C’è vernacolo e vernacolo. Io stesso ho un repertorio ricco e faccio ricerche sulla materia. Però una cosa sono gli artisti seri, che sono riusciti attraverso il vernacolo e la comicità a esportare la cultura dei propri territori e a farne un brand internazionale. Penso a Franco Franchi e Ciccio Ingrassia o a tanti altri artisti napoletani, romani e non solo. Cosa ben diversa sono le compagnie amatoriali, che lavorano spesso gratis e su testi non di qualità. Il loro successo effimero, dovuto più a mode passeggere che alla qualità, danneggia tutto l’ambiente, sia sotto il profilo artistico che sia dal punto di vista commerciale. È lo stesso discorso della musica popolare: una cosa sono i canti popolari, che esprimono il sentire profondo e la coscienza collettiva di chi li ha prodotti, un’altra è la moda delle tarantelle, spesso interpretata da dopolavoristi assurti non si sa come al rango di cantautori, magari con l’aiuto dei fondi pubblici.
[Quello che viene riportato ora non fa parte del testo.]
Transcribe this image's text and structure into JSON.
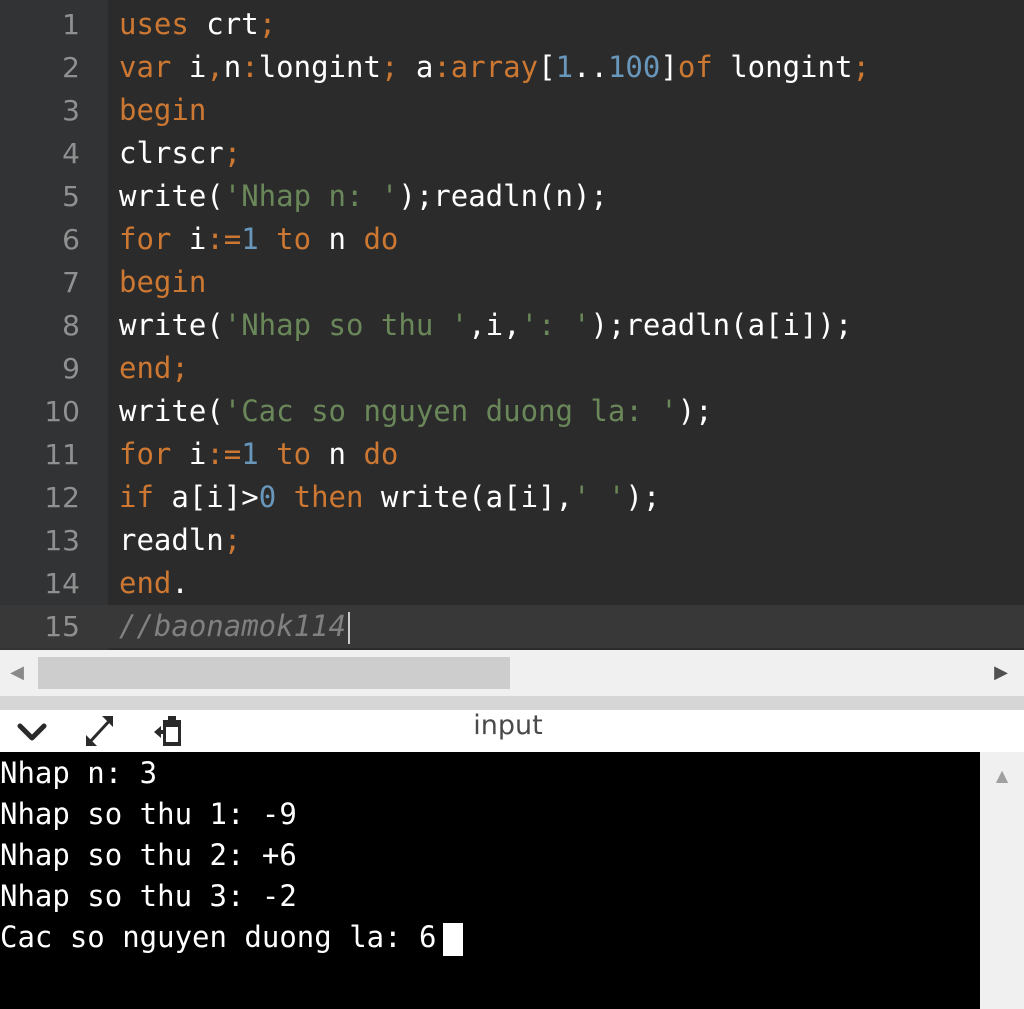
{
  "editor": {
    "lines": [
      {
        "num": "1",
        "tokens": [
          {
            "t": "uses",
            "c": "kw"
          },
          {
            "t": " crt",
            "c": "id"
          },
          {
            "t": ";",
            "c": "kw"
          }
        ]
      },
      {
        "num": "2",
        "tokens": [
          {
            "t": "var",
            "c": "kw"
          },
          {
            "t": " i",
            "c": "id"
          },
          {
            "t": ",",
            "c": "kw"
          },
          {
            "t": "n",
            "c": "id"
          },
          {
            "t": ":",
            "c": "kw"
          },
          {
            "t": "longint",
            "c": "id"
          },
          {
            "t": ";",
            "c": "kw"
          },
          {
            "t": " a",
            "c": "id"
          },
          {
            "t": ":",
            "c": "kw"
          },
          {
            "t": "array",
            "c": "kw"
          },
          {
            "t": "[",
            "c": "id"
          },
          {
            "t": "1",
            "c": "num"
          },
          {
            "t": "..",
            "c": "id"
          },
          {
            "t": "100",
            "c": "num"
          },
          {
            "t": "]",
            "c": "id"
          },
          {
            "t": "of",
            "c": "kw"
          },
          {
            "t": " longint",
            "c": "id"
          },
          {
            "t": ";",
            "c": "kw"
          }
        ]
      },
      {
        "num": "3",
        "tokens": [
          {
            "t": "begin",
            "c": "kw"
          }
        ]
      },
      {
        "num": "4",
        "tokens": [
          {
            "t": "clrscr",
            "c": "id"
          },
          {
            "t": ";",
            "c": "kw"
          }
        ]
      },
      {
        "num": "5",
        "tokens": [
          {
            "t": "write(",
            "c": "id"
          },
          {
            "t": "'Nhap n: '",
            "c": "str"
          },
          {
            "t": ");readln(n);",
            "c": "id"
          }
        ]
      },
      {
        "num": "6",
        "tokens": [
          {
            "t": "for",
            "c": "kw"
          },
          {
            "t": " i",
            "c": "id"
          },
          {
            "t": ":=",
            "c": "kw"
          },
          {
            "t": "1",
            "c": "num"
          },
          {
            "t": " to",
            "c": "kw"
          },
          {
            "t": " n",
            "c": "id"
          },
          {
            "t": " do",
            "c": "kw"
          }
        ]
      },
      {
        "num": "7",
        "tokens": [
          {
            "t": "begin",
            "c": "kw"
          }
        ]
      },
      {
        "num": "8",
        "tokens": [
          {
            "t": "write(",
            "c": "id"
          },
          {
            "t": "'Nhap so thu '",
            "c": "str"
          },
          {
            "t": ",i,",
            "c": "id"
          },
          {
            "t": "': '",
            "c": "str"
          },
          {
            "t": ");readln(a[i]);",
            "c": "id"
          }
        ]
      },
      {
        "num": "9",
        "tokens": [
          {
            "t": "end;",
            "c": "kw"
          }
        ]
      },
      {
        "num": "10",
        "tokens": [
          {
            "t": "write(",
            "c": "id"
          },
          {
            "t": "'Cac so nguyen duong la: '",
            "c": "str"
          },
          {
            "t": ");",
            "c": "id"
          }
        ]
      },
      {
        "num": "11",
        "tokens": [
          {
            "t": "for",
            "c": "kw"
          },
          {
            "t": " i",
            "c": "id"
          },
          {
            "t": ":=",
            "c": "kw"
          },
          {
            "t": "1",
            "c": "num"
          },
          {
            "t": " to",
            "c": "kw"
          },
          {
            "t": " n",
            "c": "id"
          },
          {
            "t": " do",
            "c": "kw"
          }
        ]
      },
      {
        "num": "12",
        "tokens": [
          {
            "t": "if",
            "c": "kw"
          },
          {
            "t": " a[i]>",
            "c": "id"
          },
          {
            "t": "0",
            "c": "num"
          },
          {
            "t": " then",
            "c": "kw"
          },
          {
            "t": " write(a[i],",
            "c": "id"
          },
          {
            "t": "' '",
            "c": "str"
          },
          {
            "t": ");",
            "c": "id"
          }
        ]
      },
      {
        "num": "13",
        "tokens": [
          {
            "t": "readln",
            "c": "id"
          },
          {
            "t": ";",
            "c": "kw"
          }
        ]
      },
      {
        "num": "14",
        "tokens": [
          {
            "t": "end",
            "c": "kw"
          },
          {
            "t": ".",
            "c": "id"
          }
        ]
      },
      {
        "num": "15",
        "tokens": [
          {
            "t": "//baonamok114",
            "c": "cmt"
          }
        ]
      }
    ]
  },
  "panel": {
    "title": "input",
    "collapse_icon": "chevron-down-icon",
    "expand_icon": "expand-arrows-icon",
    "paste_icon": "clipboard-icon"
  },
  "console": {
    "lines": [
      "Nhap n: 3",
      "Nhap so thu 1: -9",
      "Nhap so thu 2: +6",
      "Nhap so thu 3: -2",
      "Cac so nguyen duong la: 6"
    ]
  },
  "colors": {
    "keyword": "#cc7832",
    "string": "#6a8759",
    "number": "#6897bb",
    "comment": "#808080",
    "editor_bg": "#2b2b2b",
    "console_bg": "#000000"
  }
}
L’esperienza di Emanuele Gagliardi parte piuttosto da lontano.
Da quando ero alle superiori: ero la disperazione dei miei professori. Alcuni, per mettermi alla prova, mi imposero letteralmente, pena la bocciatura, di recitare Cyrano in francese. Quell’esperienza mi fece innamorare del teatro, che continuai all’università.
Sotto la guida di Totonno Chiappetta e di Ennio Scalercio, giusto?
Sì. Ero sempre da Totonno, nel suo mitico ufficio di via Piave. Lui era un artista poliedrico e di grande spessore. Mi fece innamorare della poesia e della recitazione e mi fece capire l’importanza del rapporto, che nel suo caso era di grande empatia col pubblico. La sera, invece, partecipavo alle prove di Gruppottanta di Ennio Scalercio al Franz Teatro. Scalercio è un regista e autore impegnato a livello sociale. È un artista di un rigore enorme.
Dunque, anche i ritardi artistici sono colpa delle classi dirigenti?
In grandissima parte sì. Pensiamo solo che la più famosa maschera calabrese contemporanea, Cetto La Qualunque, è stata ideata e interpretata da Antonio Albanese, che è siciliano. La Calabria, a dispetto di Giangurgolo, sua antichissima maschera, è priva di tradizioni e tra le generazioni nuove si sta diffondendo una sorta di anti arte
Situazione disperata?
Forse. Una via d’uscita ci sarebbe: se si facesse un’inchiesta più approfondita sui consumi culturali medi dei calabresi ci si renderebbe conto che non sono diversi rispetto altre parti d’Italia, comprese le più evolute. Ma se chi fa l’offerta si rivela più incolto e dozzinale di chi dovrebbe esprimere la domanda, gli spiragli si chiudono subito, anche prima di aprirsi. In fin dei conti, l’arretratezza è il risultato di un meccanismo complesso, che non parte solo dal basso, anzi.